David Novak daha sonra çalışanlarını ne kadar sık takdir ettiğini anlattı. Beni daha önce okuyanlar bilirler, bir liderin söylediği ile yaptıklarının tutarlılığını iyi liderliğin olmazsa olmazlarından görüyorum. David Novak bunu tüm çalışanlarına yaymış, bir ‘yürüyen ağız’ figürünü ödül haline getirmiş 🙂 Yürüyen ağız’ı ‘walk the talk’ ödülü olarak veriyor ve her ödül alanın resmini kendi ofisine asıyormuş. Kendi ofisine… Duvarda yeri kalmazsa tavana asacakmış. Ödül alan çalışanlar resimlerinin CEO’nun odasına asılmasından çok etkileniyormuş. Ofis en yaratıcı ofis ödülü almış.
Daha sonra Novak yöneticilikle ilgili ipuçlarına devam etti.
‘Kendinizi patron olarak görüyorsanız 1950’lerde yaşıyorsunuz demektir, artık kendinizi koç olarak görmelisiniz’
Kişisel farkındalığın önemine değindi. ‘Zirvede yaşam çok yalnız ve insanın kendi ile ilgili algısı gittikçe köreliyor, bu nedenle de size bağlı kişilere sizi nasıl gördüklerini sorun, ben soruyorum‘ dedi.

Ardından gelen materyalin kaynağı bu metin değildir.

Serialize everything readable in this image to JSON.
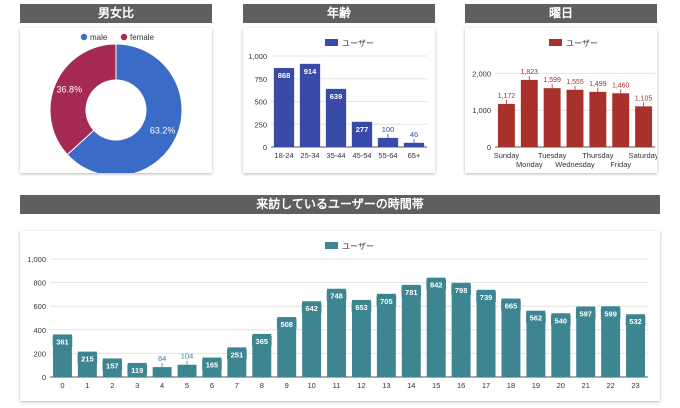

Soruları ise koçluk ile bezenmiş basit ama tüm koçların bildiği üzere son derece etkili sorulardı:
‘Hangi 2 şeyi yapmaya devam edeyim?
Hangi 2 şeyi yapmaya başlayayım?
Hangi 2 şeyi yapmayı bırakayım?’
David Novak şirket içinde farklı fikir avcılığı yapın ve her fikir için de teşekkür etmeyi unutmayın diye ekledi. Ve konuşmanın beni en etkileyen bölümüne geldik. David Novak Pepsi’de çalışırken CrystalPepsi diye bir ürün çıkarıyorlar. Ürün önce en inovatif ürünlerden biri seçiliyor. Ancak sürecin sonu hüsran, Time dergisinin en başarısız ürünlerden biri seçiliyor CrystalPepsi. David Novak bu fiyasko için tüm sorumluluğu üstleniyor ve tam 14bin kişinin önünde bunun ‘başkalarının fikirlerini önemsemediği için’ olduğunu anlatıyor. El kaldırıp ‘that was me’ / ‘o bendim’ diyerek. Hatasını kabul edip öğrenmeye çevirmesi ve açıkça anlatmasına hayranlık duymamak mümkün değil.
David Novak’ı seyrederken aklımdan geçen ise en basit ifadeyle şu: plastik insandan yönetici, duygu ve hatalarıyla gerçek insandan lider olur…
Not: Novak’ten daha fazlasını öğrenmek isteyenler kitabını alabilirler.